The truth is for most of us with average wallets, going out to places like these are special moments. And the staff there knows that. Therefore, they make the dinner an experience for you instead of a just a meal.  Who doesn't like to be pampered? The smart people working at these places value food as a gift. They recognize keeping a chicken in a cage is not humane. They work with local farmers to support their efforts, thanking them with their business and paying top dollar for their product. Why wouldn't you support that as well? 

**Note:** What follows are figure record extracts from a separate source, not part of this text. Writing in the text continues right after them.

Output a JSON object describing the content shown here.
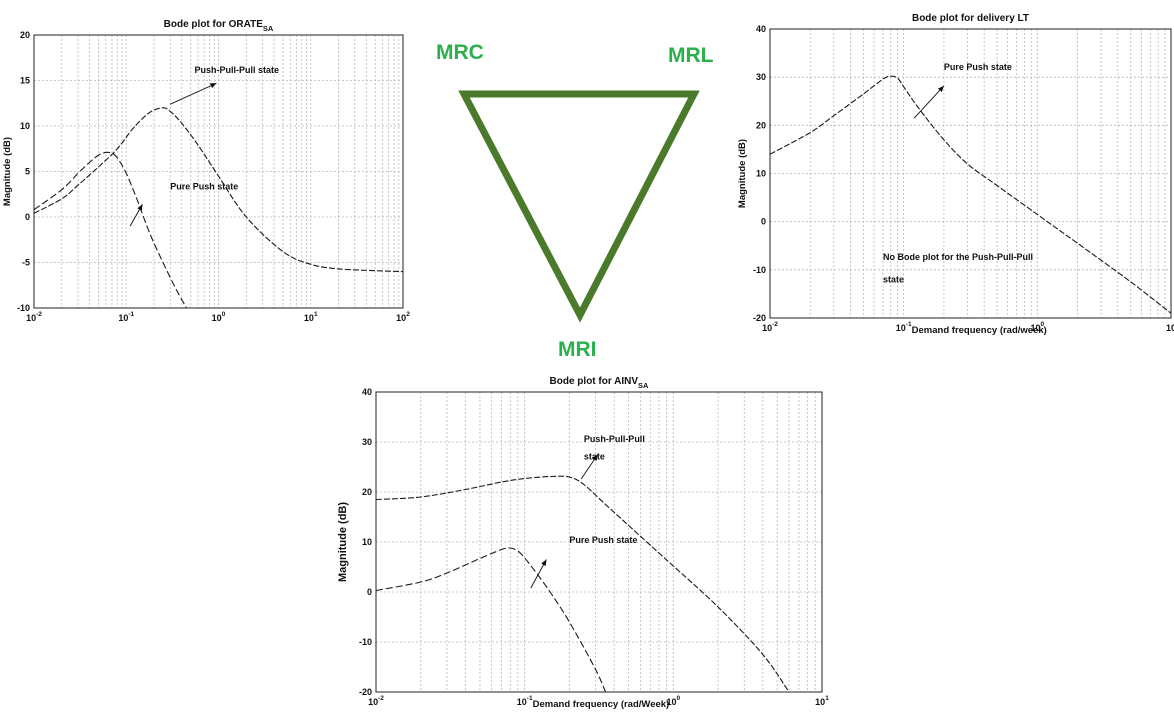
{
  "colors": {
    "triangle": "#4a7a2c",
    "label_green": "#2bb04b",
    "grid": "#b8b8b8",
    "curve": "#1a1a1a"
  },
  "labels": {
    "mrc": "MRC",
    "mrl": "MRL",
    "mri": "MRI"
  },
  "chart_data": [
    {
      "id": "orate",
      "type": "line",
      "x_scale": "log",
      "title": "Bode plot for ORATE",
      "title_sub": "SA",
      "ylabel": "Magnitude (dB)",
      "xlabel": "",
      "xlim": [
        0.01,
        100
      ],
      "ylim": [
        -10,
        20
      ],
      "yticks": [
        -10,
        -5,
        0,
        5,
        10,
        15,
        20
      ],
      "xticks": [
        {
          "base": "10",
          "exp": "-2"
        },
        {
          "base": "10",
          "exp": "-1"
        },
        {
          "base": "10",
          "exp": "0"
        },
        {
          "base": "10",
          "exp": "1"
        },
        {
          "base": "10",
          "exp": "2"
        }
      ],
      "grid": true,
      "series": [
        {
          "name": "Push-Pull-Pull state",
          "x": [
            0.01,
            0.02,
            0.03,
            0.05,
            0.08,
            0.12,
            0.18,
            0.25,
            0.3,
            0.4,
            0.6,
            1,
            2,
            5,
            10,
            20,
            50,
            100
          ],
          "y": [
            0.4,
            2,
            3.5,
            5.5,
            7.5,
            9.8,
            11.5,
            12,
            11.6,
            10.3,
            7.9,
            4.5,
            0,
            -3.8,
            -5.2,
            -5.7,
            -5.9,
            -6
          ]
        },
        {
          "name": "Pure Push state",
          "x": [
            0.01,
            0.02,
            0.03,
            0.04,
            0.05,
            0.06,
            0.07,
            0.08,
            0.1,
            0.13,
            0.18,
            0.25,
            0.35,
            0.45
          ],
          "y": [
            0.8,
            3,
            4.8,
            6,
            6.8,
            7.1,
            7,
            6.5,
            4.8,
            2,
            -1.8,
            -5,
            -8,
            -10
          ]
        }
      ],
      "annotations": [
        {
          "text": "Push-Pull-Pull state",
          "x": 0.55,
          "y": 15.8
        },
        {
          "text": "Pure Push state",
          "x": 0.3,
          "y": 3
        },
        {
          "text": "",
          "arrow_from": [
            0.3,
            12.4
          ],
          "arrow_to": [
            0.95,
            14.7
          ]
        },
        {
          "text": "",
          "arrow_from": [
            0.11,
            -1
          ],
          "arrow_to": [
            0.15,
            1.4
          ]
        }
      ]
    },
    {
      "id": "delivery",
      "type": "line",
      "x_scale": "log",
      "title": "Bode plot for delivery LT",
      "title_sub": "",
      "ylabel": "Magnitude (dB)",
      "xlabel": "Demand frequency (rad/week)",
      "xlim": [
        0.01,
        10
      ],
      "ylim": [
        -20,
        40
      ],
      "yticks": [
        -20,
        -10,
        0,
        10,
        20,
        30,
        40
      ],
      "xticks": [
        {
          "base": "10",
          "exp": "-2"
        },
        {
          "base": "10",
          "exp": "-1"
        },
        {
          "base": "10",
          "exp": "0"
        },
        {
          "base": "10",
          "exp": ""
        }
      ],
      "grid": true,
      "series": [
        {
          "name": "Pure Push state",
          "x": [
            0.01,
            0.02,
            0.03,
            0.05,
            0.07,
            0.08,
            0.09,
            0.1,
            0.13,
            0.2,
            0.3,
            0.5,
            1,
            2,
            5,
            10
          ],
          "y": [
            14,
            18.5,
            22,
            26.5,
            29.6,
            30.2,
            29.8,
            28,
            23.5,
            17,
            12,
            7.5,
            1.5,
            -4.5,
            -12.5,
            -19
          ]
        }
      ],
      "annotations": [
        {
          "text": "Pure Push state",
          "x": 0.2,
          "y": 31.5
        },
        {
          "text": "No Bode plot for the Push-Pull-Pull",
          "x": 0.07,
          "y": -8
        },
        {
          "text": "state",
          "x": 0.07,
          "y": -12.6
        },
        {
          "text": "",
          "arrow_from": [
            0.12,
            21.5
          ],
          "arrow_to": [
            0.2,
            28.2
          ]
        }
      ]
    },
    {
      "id": "ainv",
      "type": "line",
      "x_scale": "log",
      "title": "Bode plot for AINV",
      "title_sub": "SA",
      "ylabel": "Magnitude (dB)",
      "xlabel": "Demand frequency (rad/Week)",
      "xlim": [
        0.01,
        10
      ],
      "ylim": [
        -20,
        40
      ],
      "yticks": [
        -20,
        -10,
        0,
        10,
        20,
        30,
        40
      ],
      "xticks": [
        {
          "base": "10",
          "exp": "-2"
        },
        {
          "base": "10",
          "exp": "-1"
        },
        {
          "base": "10",
          "exp": "0"
        },
        {
          "base": "10",
          "exp": "1"
        }
      ],
      "grid": true,
      "series": [
        {
          "name": "Push-Pull-Pull state",
          "x": [
            0.01,
            0.02,
            0.04,
            0.07,
            0.1,
            0.15,
            0.2,
            0.25,
            0.35,
            0.5,
            0.8,
            1,
            2,
            4,
            6
          ],
          "y": [
            18.5,
            19,
            20.5,
            22,
            22.7,
            23.1,
            23,
            21.5,
            17.5,
            13.3,
            7.8,
            5.2,
            -3,
            -12.5,
            -20
          ]
        },
        {
          "name": "Pure Push state",
          "x": [
            0.01,
            0.02,
            0.03,
            0.05,
            0.07,
            0.08,
            0.09,
            0.1,
            0.12,
            0.15,
            0.2,
            0.3,
            0.35
          ],
          "y": [
            0.3,
            2,
            3.8,
            6.7,
            8.5,
            8.8,
            8.2,
            6.8,
            3.8,
            -0.2,
            -6,
            -15.5,
            -20
          ]
        }
      ],
      "annotations": [
        {
          "text": "Push-Pull-Pull",
          "x": 0.25,
          "y": 30
        },
        {
          "text": "state",
          "x": 0.25,
          "y": 26.5
        },
        {
          "text": "Pure Push state",
          "x": 0.2,
          "y": 9.8
        },
        {
          "text": "",
          "arrow_from": [
            0.24,
            22.6
          ],
          "arrow_to": [
            0.31,
            27.5
          ]
        },
        {
          "text": "",
          "arrow_from": [
            0.11,
            0.8
          ],
          "arrow_to": [
            0.14,
            6.5
          ]
        }
      ]
    }
  ]
}
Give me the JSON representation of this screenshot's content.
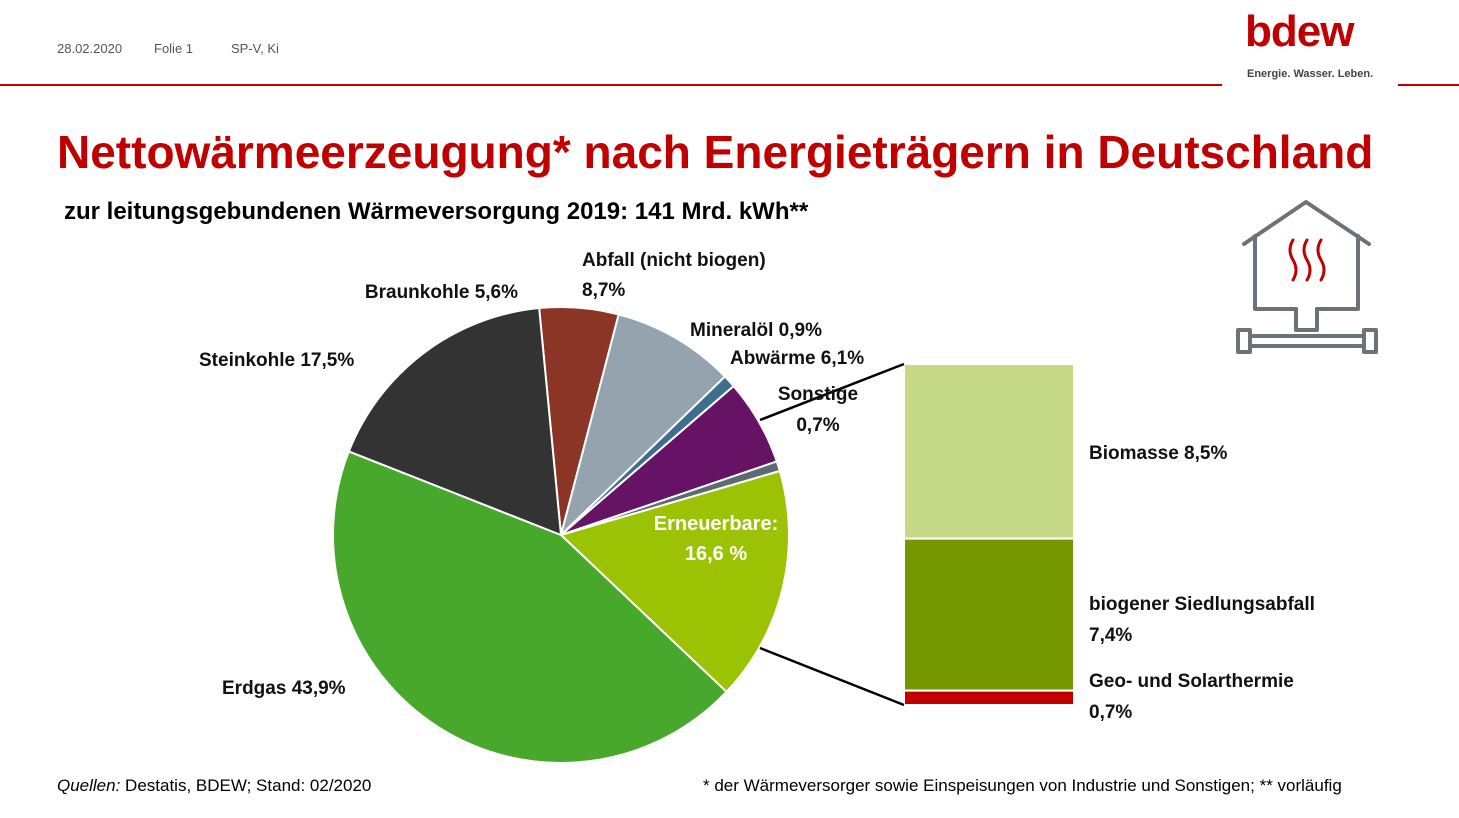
{
  "header": {
    "date": "28.02.2020",
    "slide": "Folie 1",
    "dept": "SP-V, Ki"
  },
  "logo": {
    "wordmark": "bdew",
    "tagline": "Energie. Wasser. Leben."
  },
  "title": "Nettowärmeerzeugung* nach Energieträgern in Deutschland",
  "subtitle": "zur leitungsgebundenen Wärmeversorgung 2019: 141 Mrd. kWh**",
  "chart_data": [
    {
      "type": "pie",
      "unit": "%",
      "slices": [
        {
          "name": "Braunkohle",
          "value": 5.6,
          "color": "#8b3526",
          "label": [
            "Braunkohle 5,6%"
          ]
        },
        {
          "name": "Abfall (nicht biogen)",
          "value": 8.7,
          "color": "#95a3ae",
          "label": [
            "Abfall (nicht biogen)",
            "8,7%"
          ]
        },
        {
          "name": "Mineralöl",
          "value": 0.9,
          "color": "#3e6d8e",
          "label": [
            "Mineralöl 0,9%"
          ]
        },
        {
          "name": "Abwärme",
          "value": 6.1,
          "color": "#661366",
          "label": [
            "Abwärme 6,1%"
          ]
        },
        {
          "name": "Sonstige",
          "value": 0.7,
          "color": "#5e6a71",
          "label": [
            "Sonstige",
            "0,7%"
          ]
        },
        {
          "name": "Erneuerbare",
          "value": 16.6,
          "color": "#9cc303",
          "label": [
            "Erneuerbare:",
            "16,6 %"
          ]
        },
        {
          "name": "Erdgas",
          "value": 43.9,
          "color": "#48a82c",
          "label": [
            "Erdgas 43,9%"
          ]
        },
        {
          "name": "Steinkohle",
          "value": 17.5,
          "color": "#333333",
          "label": [
            "Steinkohle 17,5%"
          ]
        }
      ]
    },
    {
      "type": "bar",
      "stacked": true,
      "title": "Erneuerbare",
      "unit": "%",
      "segments": [
        {
          "name": "Biomasse",
          "value": 8.5,
          "color": "#c5d986",
          "label": [
            "Biomasse 8,5%"
          ]
        },
        {
          "name": "biogener Siedlungsabfall",
          "value": 7.4,
          "color": "#759700",
          "label": [
            "biogener Siedlungsabfall",
            "7,4%"
          ]
        },
        {
          "name": "Geo- und Solarthermie",
          "value": 0.7,
          "color": "#c00000",
          "label": [
            "Geo- und Solarthermie",
            "0,7%"
          ]
        }
      ]
    }
  ],
  "footer": {
    "source_label": "Quellen:",
    "source_text": " Destatis, BDEW; Stand: 02/2020",
    "note": "* der Wärmeversorger sowie Einspeisungen von Industrie und Sonstigen; ** vorläufig"
  }
}
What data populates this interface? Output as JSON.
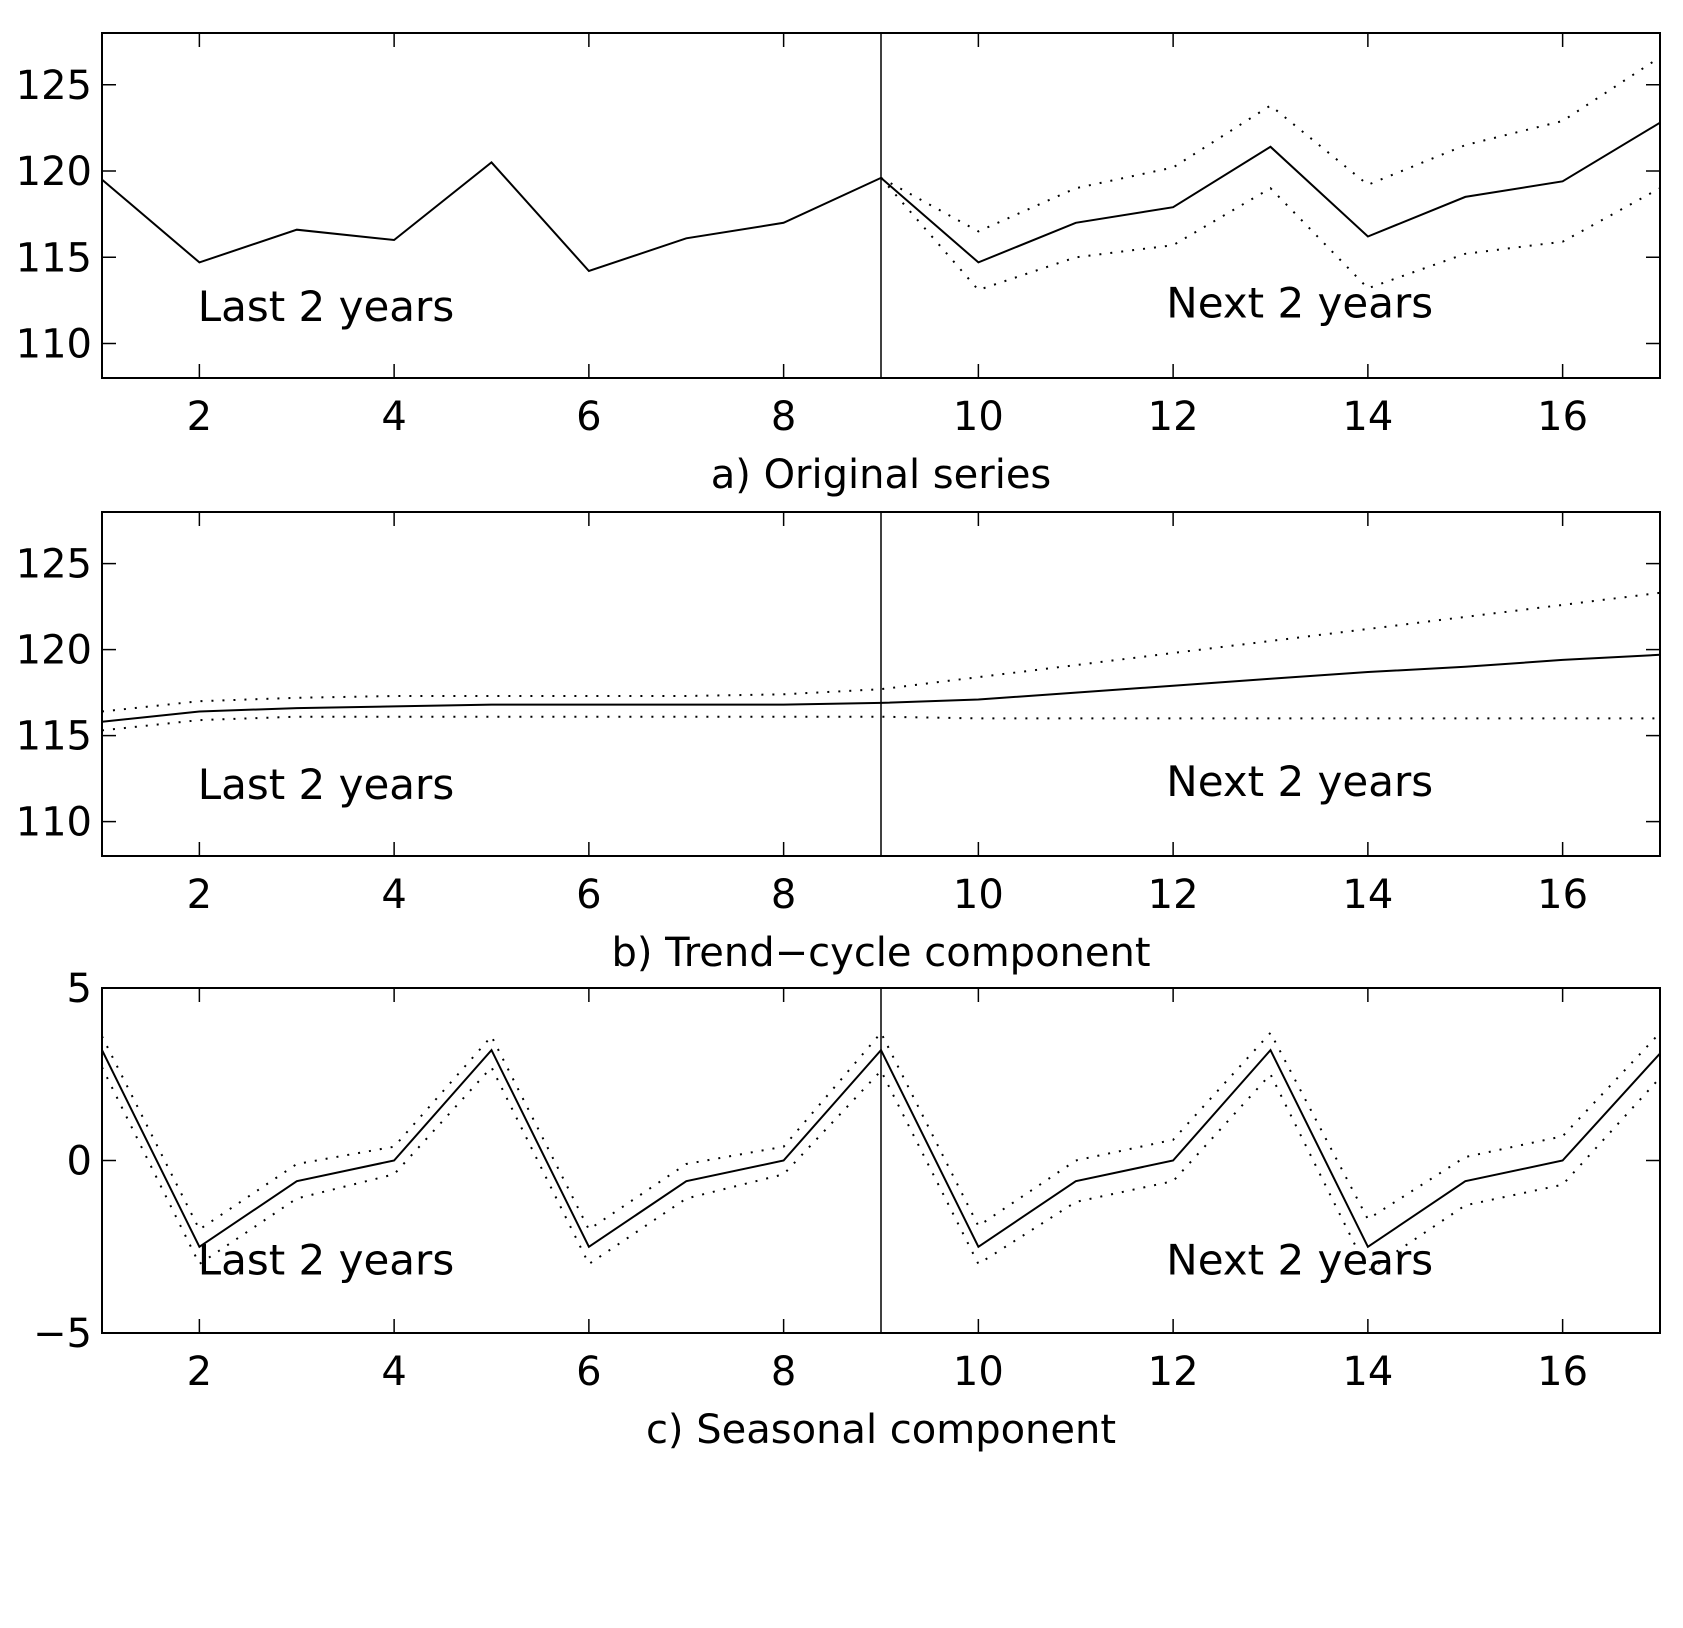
{
  "chart_data": [
    {
      "type": "line",
      "caption": "a) Original series",
      "xlim": [
        1,
        17
      ],
      "ylim": [
        108,
        128
      ],
      "xticks": [
        2,
        4,
        6,
        8,
        10,
        12,
        14,
        16
      ],
      "yticks": [
        110,
        115,
        120,
        125
      ],
      "divider_x": 9,
      "annotations": [
        {
          "text": "Last 2 years",
          "x": 3.3,
          "y": 111.3
        },
        {
          "text": "Next 2 years",
          "x": 13.3,
          "y": 111.5
        }
      ],
      "series": [
        {
          "style": "solid",
          "x": [
            1,
            2,
            3,
            4,
            5,
            6,
            7,
            8,
            9,
            10,
            11,
            12,
            13,
            14,
            15,
            16,
            17
          ],
          "values": [
            119.5,
            114.7,
            116.6,
            116.0,
            120.5,
            114.2,
            116.1,
            117.0,
            119.6,
            114.7,
            117.0,
            117.9,
            121.4,
            116.2,
            118.5,
            119.4,
            122.8
          ]
        },
        {
          "style": "dotted",
          "x": [
            9,
            10,
            11,
            12,
            13,
            14,
            15,
            16,
            17
          ],
          "values": [
            119.6,
            116.5,
            119.0,
            120.2,
            123.8,
            119.2,
            121.5,
            122.9,
            126.6
          ]
        },
        {
          "style": "dotted",
          "x": [
            9,
            10,
            11,
            12,
            13,
            14,
            15,
            16,
            17
          ],
          "values": [
            119.6,
            113.1,
            115.0,
            115.7,
            119.0,
            113.2,
            115.2,
            115.9,
            119.0
          ]
        }
      ]
    },
    {
      "type": "line",
      "caption": "b) Trend−cycle component",
      "xlim": [
        1,
        17
      ],
      "ylim": [
        108,
        128
      ],
      "xticks": [
        2,
        4,
        6,
        8,
        10,
        12,
        14,
        16
      ],
      "yticks": [
        110,
        115,
        120,
        125
      ],
      "divider_x": 9,
      "annotations": [
        {
          "text": "Last 2 years",
          "x": 3.3,
          "y": 111.3
        },
        {
          "text": "Next 2 years",
          "x": 13.3,
          "y": 111.5
        }
      ],
      "series": [
        {
          "style": "solid",
          "x": [
            1,
            2,
            3,
            4,
            5,
            6,
            7,
            8,
            9,
            10,
            11,
            12,
            13,
            14,
            15,
            16,
            17
          ],
          "values": [
            115.8,
            116.4,
            116.6,
            116.7,
            116.8,
            116.8,
            116.8,
            116.8,
            116.9,
            117.1,
            117.5,
            117.9,
            118.3,
            118.7,
            119.0,
            119.4,
            119.7
          ]
        },
        {
          "style": "dotted",
          "x": [
            1,
            2,
            3,
            4,
            5,
            6,
            7,
            8,
            9,
            10,
            11,
            12,
            13,
            14,
            15,
            16,
            17
          ],
          "values": [
            116.4,
            117.0,
            117.2,
            117.3,
            117.3,
            117.3,
            117.3,
            117.4,
            117.7,
            118.4,
            119.1,
            119.8,
            120.5,
            121.2,
            121.9,
            122.6,
            123.3
          ]
        },
        {
          "style": "dotted",
          "x": [
            1,
            2,
            3,
            4,
            5,
            6,
            7,
            8,
            9,
            10,
            11,
            12,
            13,
            14,
            15,
            16,
            17
          ],
          "values": [
            115.3,
            115.9,
            116.1,
            116.1,
            116.1,
            116.1,
            116.1,
            116.1,
            116.1,
            116.0,
            116.0,
            116.0,
            116.0,
            116.0,
            116.0,
            116.0,
            116.0
          ]
        }
      ]
    },
    {
      "type": "line",
      "caption": "c) Seasonal component",
      "xlim": [
        1,
        17
      ],
      "ylim": [
        -5,
        5
      ],
      "xticks": [
        2,
        4,
        6,
        8,
        10,
        12,
        14,
        16
      ],
      "yticks": [
        -5,
        0,
        5
      ],
      "ytick_labels": [
        "−5",
        "0",
        "5"
      ],
      "divider_x": 9,
      "annotations": [
        {
          "text": "Last 2 years",
          "x": 3.3,
          "y": -3.3
        },
        {
          "text": "Next 2 years",
          "x": 13.3,
          "y": -3.3
        }
      ],
      "series": [
        {
          "style": "solid",
          "x": [
            1,
            2,
            3,
            4,
            5,
            6,
            7,
            8,
            9,
            10,
            11,
            12,
            13,
            14,
            15,
            16,
            17
          ],
          "values": [
            3.2,
            -2.5,
            -0.6,
            0.0,
            3.2,
            -2.5,
            -0.6,
            0.0,
            3.2,
            -2.5,
            -0.6,
            0.0,
            3.2,
            -2.5,
            -0.6,
            0.0,
            3.1
          ]
        },
        {
          "style": "dotted",
          "x": [
            1,
            2,
            3,
            4,
            5,
            6,
            7,
            8,
            9,
            10,
            11,
            12,
            13,
            14,
            15,
            16,
            17
          ],
          "values": [
            3.6,
            -2.0,
            -0.1,
            0.4,
            3.6,
            -2.0,
            -0.1,
            0.4,
            3.7,
            -1.9,
            0.0,
            0.6,
            3.7,
            -1.7,
            0.1,
            0.7,
            3.7
          ]
        },
        {
          "style": "dotted",
          "x": [
            1,
            2,
            3,
            4,
            5,
            6,
            7,
            8,
            9,
            10,
            11,
            12,
            13,
            14,
            15,
            16,
            17
          ],
          "values": [
            2.7,
            -3.0,
            -1.1,
            -0.4,
            2.7,
            -3.0,
            -1.1,
            -0.4,
            2.6,
            -3.0,
            -1.2,
            -0.6,
            2.5,
            -3.2,
            -1.3,
            -0.7,
            2.4
          ]
        }
      ]
    }
  ]
}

Are you vegetarian or have allergies? Guess what--just tell your waiter. Chances are they have a 9 course vegetarian menu already prepared, or a substitute for nuts and dairy. 

There is a time and a place for all kinds of dining. Those who look down upon others that don't spend big money when going out to eat are not true foodies in my opinion. They're fake and have only found a medium through which to flaunt money. A fan of food can find pleasure in the chinese hole in the wall just as much as they do in the 3 hour grandiose meal. The trick is that the chinese hole in the wall will have a grandmother making recipes by hand like her family did in the Chinese countryside.

Sometimes you only have 10 minutes to eat and $5, in which case fast food is an attractive option. Or perhaps you've had a few beers and it's 3am and Taco Bell is the only thing open. It's ok. Just remember there's a time for quantity, and a time for quality, and each should have its place in your wallet. 

I hope you were able to understand a bit more about what fine dining is. See you next time!


EDIT: I wanted to be clear about something else. It is perhaps best to say what fine dining IS by saying what it IS NOT. It is not about putting a bunch of green stuff on a plate and giving it a weird name. It's about the quality of the ingredients, presented to you in unique ways, and cooked so perfectly that each ingredient's taste stands out on its own on the plate. Each ingredient complements or contrasts with the others.